Au corps des pages tout, pendant ce temps, était sens dessus dessous. Les classes étaient interrompues ; ceux d’entre nous qui revenaient de la forteresse étaient logés provisoirement dans tel ou tel quartier, et, n’ayant rien à faire, nous passions tout notre temps à faire toutes sortes de farces. Un jour, nous réussîmes à ouvrir une armoire placée dans une des salles et qui contenait une splendide collection de spécimens de toute espèce d’animaux pour l’enseignement des sciences naturelles. C’était du moins leur destination officielle ; mais on ne nous les montrait même pas, et maintenant que nous les avions sous la main nous les utilisâmes à notre façon. Avec le crâne humain qui faisait partie de la collection nous fîmes un spectre pour effrayer la nuit nos autres camarades et les officiers. Quant aux animaux, nous les groupâmes dans les positions les plus ridicules : on voyait des singes chevaucher des lions, des brebis jouer avec des léopards, la girafe danser avec l’éléphant, et ainsi de suite. Le pis fut que quelques jours plus tard l’un des princes de Prusse qui était venu assister à la cérémonie funèbre — c’était, je crois, celui qui devait être plus tard l’empereur Frédéric — visita notre école, et on lui montra tout ce qui se rapportait à l’éducation. Notre directeur ne manqua pas de faire parade de l’excellence du matériel d’enseignement dont nous disposions, et il conduisit le prince vers l’armoire infortunée... Lorsque le prince allemand eut jeté un coup d’œil sur notre classification zoologique, il fit une grimace et se retourna rapidement. Notre vieux directeur était épouvanté ; il avait perdu la parole et ne pouvait faire une geste, montrant tout le temps de sa main quelques étoiles de mer placées dans des boîtes de verre contre le mur, près de l’armoire. La suite du prince cherchait à se donner l’air de n’avoir rien vu tout en jetant quelques coups d’œil furtifs sur la cause de tout cet embarras, tandis que nous autres, mauvais diables, faisions toutes sortes de grimaces pour ne pas éclater de rire.

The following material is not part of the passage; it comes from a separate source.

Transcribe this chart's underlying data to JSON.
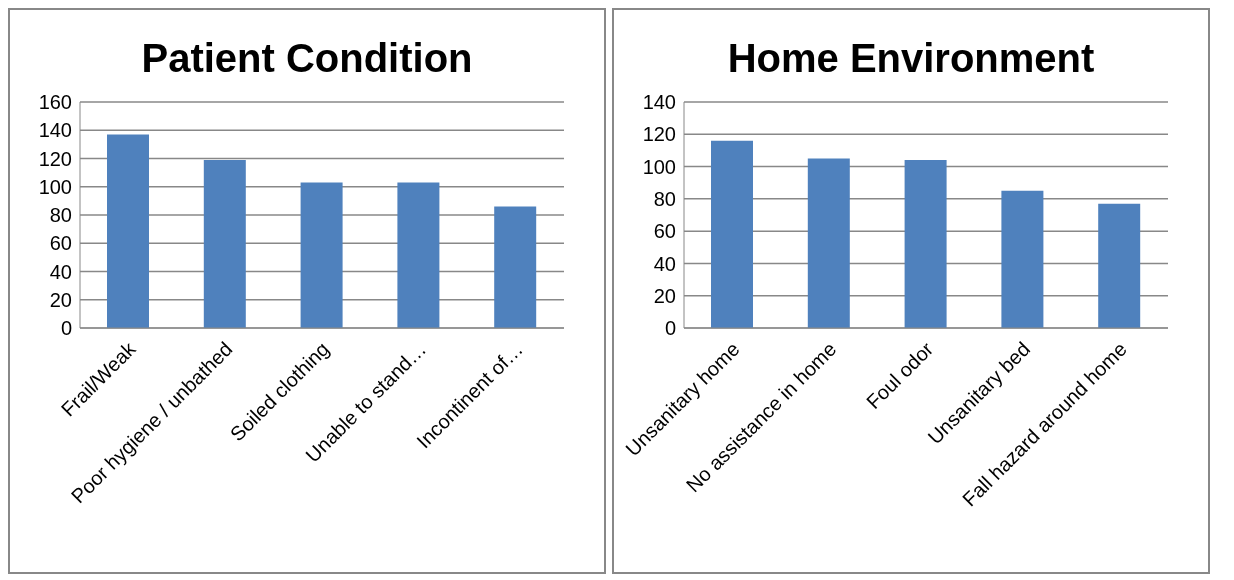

Les années d’école des jeunes gens en Russie sont si différentes de ce qu’elles sont dans l’Europe occidentale que je dois encore m’attarder sur ma vie scolaire. En général nos jeunes gens s’intéressent, même pendant leur séjour au lycée ou à l’école militaire, à un grand nombre de questions sociales, politiques et philosophiques. Il est vrai que de toutes les écoles le corps des Pages était le milieu le moins propre à un tel développement ; mais en ces années de renaissance générale, des idées plus larges pénétraient jusque dans notre milieu et entraînaient quelques-uns d’entre nous, sans cependant nous empêcher de prendre une part très importante aux « représentations à bénéfice » et à toutes sortes d’autres farces.

Lorsque j’étais en quatrième, je m’adonnais tout spécialement à l’histoire, et à l’aide de notes prises durant les leçons — je savais que les étudiants des universités procédaient ainsi — et en les complétant par des lectures, je rédigeai tout un cours d’histoire du moyen âge à mon usage. Mon frère Alexandre m’envoya d’ailleurs le cours d’histoire de Lorenz. L’année suivante la lutte entre le pape Boniface VIII et le pouvoir royal attira mon attention plus particulièrement, et alors l’ambition me vint d’obtenir la faveur d’être admis comme lecteur à la bibliothèque impériale, afin d’étudier à fond cette grande époque. C’était contraire aux règlements de la bibliothèque : on n’admettait pas les élèves des écoles secondaires. Mais notre bon Herr Becker aplanit les voies, et un jour je fus autorisé à pénétrer dans le sanctuaire et à m’asseoir à l’une des petites tables de lecture, sur l’un des sofas de velours rouge qui meublaient alors la salle.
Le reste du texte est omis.